Durante a audiência desta segunda-feira, Célia Xacriabá afirmou ter sido impedida de se sentar à mesa.
“De maneira revoltante, hoje não pude sentar à mesa. Posso falar de pé, posso falar caminhando, porque nossa luta é coletiva. O Congresso Nacional quis usar uma figura simbólica de mulher indígena para contrapor um voto de violência”, declarou.
Silvia Waiãpi rebateu, alegando que sempre participou das discussões, mesmo antes da nomeação. Também questionou por que Célia Xacriabá não havia contestado a participação de deputados brancos na comissão.
Lideranças do agronegócio contestam proposta de Gilmar Mendes
Parlamentares ligados ao agronegócio também criticaram a proposta do gabinete de Gilmar Mendes. O deputado Pedro Lupion (PP-PR), presidente da Frente Parlamentar da Agropecuária, afirmou que a minuta ignora o cerne do marco temporal.
“Nossa preocupação é o direito à propriedade e a segurança jurídica dos produtores rurais”, disse Lupion.
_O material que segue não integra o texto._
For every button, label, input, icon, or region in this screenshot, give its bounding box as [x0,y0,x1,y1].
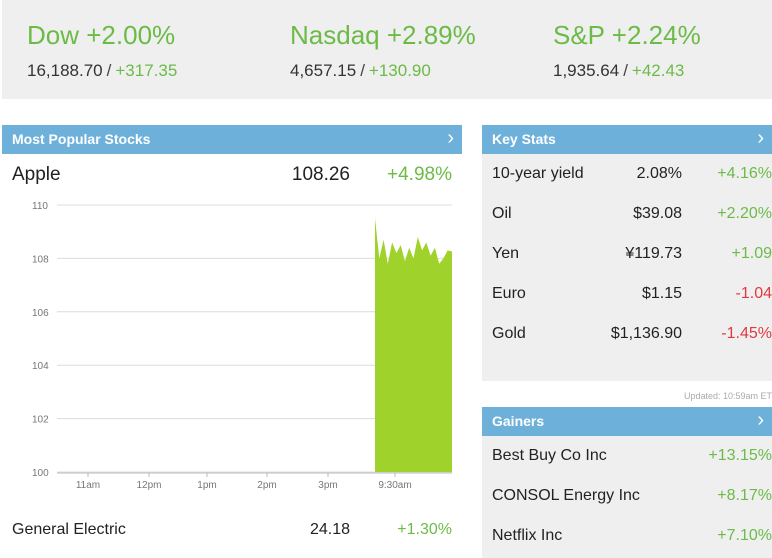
gainer-change: +8.17% [717,487,772,504]
y-tick-label: 100 [32,468,49,479]
index-name: Nasdaq [290,20,380,50]
most-popular-header[interactable]: Most Popular Stocks › [2,125,462,154]
index-pct: +2.00% [86,20,176,50]
updated-timestamp: Updated: 10:59am ET [683,391,772,401]
stat-change: +4.16% [717,165,772,182]
index-value: 4,657.15 [290,61,357,80]
separator: / [623,61,628,80]
intraday-price-chart[interactable]: 100 102 104 106 108 110 11am 12pm 1pm 2pm 3pm 9:30a… [2,195,462,495]
index-nasdaq[interactable]: Nasdaq +2.89% 4,657.15/+130.90 [290,20,476,81]
gainer-name: CONSOL Energy Inc [492,487,640,504]
x-tick-label: 11am [76,480,100,491]
x-tick-label: 2pm [257,480,276,491]
gainer-change: +13.15% [708,447,772,464]
gainers-panel: Best Buy Co Inc +13.15% CONSOL Energy In… [482,436,772,558]
featured-stock-row[interactable]: Apple 108.26 +4.98% [12,164,452,188]
stat-value: $1.15 [641,285,682,302]
chevron-right-icon[interactable]: › [757,127,764,149]
gainer-name: Netflix Inc [492,527,563,544]
chevron-right-icon[interactable]: › [757,409,764,431]
stat-label: 10-year yield [492,165,584,182]
stat-change: -1.04 [735,285,772,302]
separator: / [106,61,112,80]
panel-title: Key Stats [492,131,556,147]
y-tick-label: 106 [32,308,49,319]
stock-name: Apple [12,164,61,185]
stat-label: Gold [492,325,526,342]
separator: / [360,61,365,80]
stat-label: Euro [492,285,526,302]
index-pct: +2.89% [386,20,476,50]
index-change: +42.43 [631,61,685,80]
x-tick-label: 12pm [136,480,161,491]
stat-change: -1.45% [721,325,772,342]
index-sp[interactable]: S&P +2.24% 1,935.64/+42.43 [553,20,701,81]
stock-change: +1.30% [397,521,452,538]
y-tick-label: 102 [32,415,49,426]
stat-label: Oil [492,205,512,222]
index-dow[interactable]: Dow +2.00% 16,188.70/+317.35 [27,20,177,81]
x-tick-label: 1pm [197,480,216,491]
y-tick-label: 104 [32,361,49,372]
market-indices: Dow +2.00% 16,188.70/+317.35 Nasdaq +2.8… [2,0,772,99]
stock-price: 108.26 [291,164,350,185]
stock-row[interactable]: General Electric 24.18 +1.30% [12,521,452,541]
index-value: 16,188.70 [27,61,103,80]
index-change: +317.35 [115,61,178,80]
index-name: S&P [553,20,605,50]
gainer-name: Best Buy Co Inc [492,447,607,464]
stat-value: 2.08% [636,165,682,182]
x-tick-label: 9:30am [378,480,411,491]
panel-title: Gainers [492,413,545,429]
gainer-change: +7.10% [717,527,772,544]
stat-value: ¥119.73 [625,245,682,262]
stat-change: +2.20% [717,205,772,222]
stock-name: General Electric [12,521,126,538]
stat-value: $1,136.90 [610,325,682,342]
y-tick-label: 110 [32,201,48,212]
price-area [375,218,452,472]
index-value: 1,935.64 [553,61,620,80]
stat-label: Yen [492,245,519,262]
x-tick-label: 3pm [318,480,337,491]
key-stats-header[interactable]: Key Stats › [482,125,772,154]
chevron-right-icon[interactable]: › [447,127,454,149]
stock-price: 24.18 [309,521,350,538]
gainers-header[interactable]: Gainers › [482,407,772,436]
key-stats-panel: 10-year yield 2.08% +4.16% Oil $39.08 +2… [482,154,772,401]
stat-value: $39.08 [633,205,682,222]
stock-change: +4.98% [387,164,452,185]
index-pct: +2.24% [611,20,701,50]
panel-title: Most Popular Stocks [12,131,151,147]
stat-change: +1.09 [731,245,772,262]
index-name: Dow [27,20,80,50]
index-change: +130.90 [368,61,431,80]
y-tick-label: 108 [32,254,49,265]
A proposta ainda passará por ajustes antes da deliberação final pelo STF e, eventualmente, pelo Congresso Nacional. A próxima semana será decisiva para definir o futuro das regras sobre demarcação de terras indígenas no país.
Principais pontos em debate:
- Fim do marco temporal:
Mantém a decisão do STF de setembro de 2023, que considerou inconstitucional a tese de que só teriam direito a terras indígenas os povos que as ocupavam em 5 de outubro de 1988 (data da Constituição). - Atividades de interesse público:
Permite mineração, obras de infraestrutura (transporte, energia, saneamento) e exploração de recursos estratégicos em terras indígenas, desde que haja consulta prévia às comunidades, participação da Funai e do Ministério Público Federal (MPF). - Indenizações:
Propõe compensações financeiras a proprietários não indígenas que comprovarem posse direta de áreas reivindicadas. - Critérios técnicos:
Exige estudos fundiários, histórico de ocupação e descrição de atividades produtivas indígenas para demarcações.
Conflitos e polêmicas
- Mineração em terras indígenas:
É o ponto mais controverso. Ruralistas defendem a atividade como “estratégica”; indígenas a veem como ameaça. A Articulação dos Povos Indígenas do Brasil (Apib) abandonou a comissão em 2023, alegando que “direitos não se negociam”. - Substituição de Célia Xakriabá:
A deputada (PSOL-MG), indígena e líder da Frente Parlamentar Indígena, foi substituída pela ruralista Silvia Waiãpi (PL-AP), que nunca participou das reuniões. Xakriabá criticou: “É um desrespeito colonial. Querem enfraquecer nossa luta”. - Pressão ruralista:
Pedro Lupion (PP-PR), presidente da Frente da Agropecuária, exigiu a manutenção do marco temporal: “Sem ele, não há segurança jurídica. O Congresso aprovou a lei com 400 votos”. O setor apoia a PEC 48, que busca incluir o marco na Constituição. - Audiências em 24 de junho:
Debaterão pontos divergentes. Se não houver consenso, o STF votará os artigos controversos. - Homologação:
Qualquer acordo precisará ser aprovado pelo plenário do STF e pelo Congresso. - PEC 48:
Tramita no Senado e pode consolidar o marco temporal, ignorando a decisão do STF.